After a summer vacation, Grandma Cheng was dragged by Hu Jiale, who had returned to her hometown to pick up her child, to get a new pair of glasses. Her old friends all laughed at her, saying, "You've been a village school teacher your whole life and never looked like a scholar. Now you're all dressed up in your old age."
"Pah! This is a gift from my second daughter. What do you know?" Old Mrs. Cheng retorted with a laugh.
It was also said that Hu Tong followed Cheng Zhou for a few days, got lazy, and suddenly became a timekeeping coach while holding his phone.
She stood on high ground, watching the boy with jet-black hair and snow-white skin running around. He hadn't shown any signs of getting tanned even after a whole hot summer. Feeling envious, she would always say to Cheng Zhou, "You ran slower today than yesterday!"
When Cheng Zhou asked how much slower it was, she turned off her phone and said it was out of battery.
Cheng Zhou didn't dare touch Hu Tong's phone with the hand that had just picked up the trash bag.

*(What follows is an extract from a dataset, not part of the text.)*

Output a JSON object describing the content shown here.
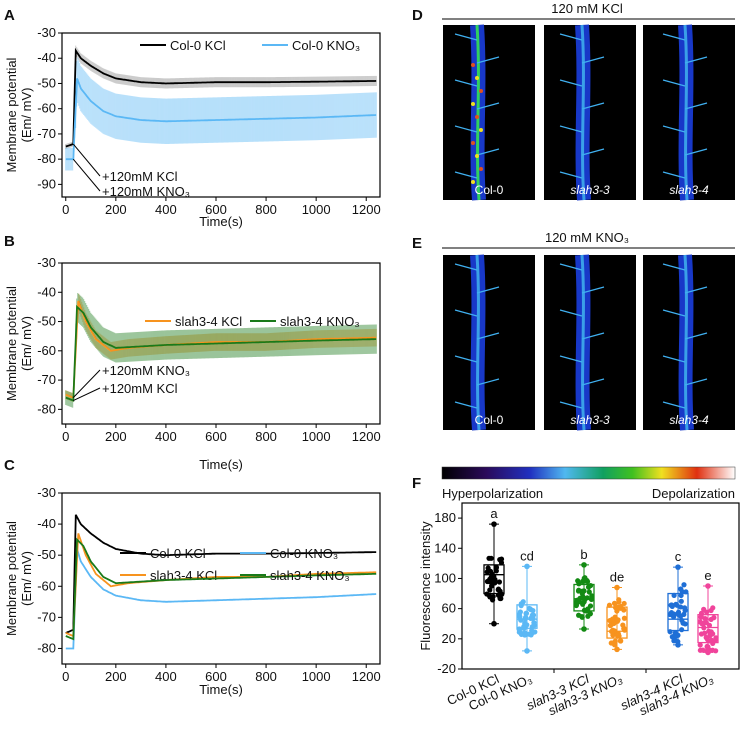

He simply said "Oh" calmly and then went home with her.
However, this collaboration did not improve Hu Tong's impression of Cheng Zhou much. At first, she was willing to cooperate only because she found it novel. Once the novelty wore off, she began to feel stifled again.
That's what makes her different from Cheng Zhou.
Faced with Old Master Cheng's excessive frugality, Hu Tong liked to shout and stomp his feet, "No! Not allowed! Absolutely not!"
When it was Cheng Zhou's turn, the advice was: get up a little earlier, move a little lighter, and run a little further.
There are ways to deal with it, regardless of their value. Hu Tong ranked her and Cheng Zhou's approaches in her mind, placing hers above Cheng Zhou's because Cheng Zhou's approach was only a temporary solution. Once they went back to school, Grandma Cheng would definitely continue eating leftovers. They had to make Grandma Cheng realize that this approach was wrong.
But how could her fundamental solution be effective? Hu Tong didn't know; all she knew was that she was now a junior high school student, a grade higher than elementary school students.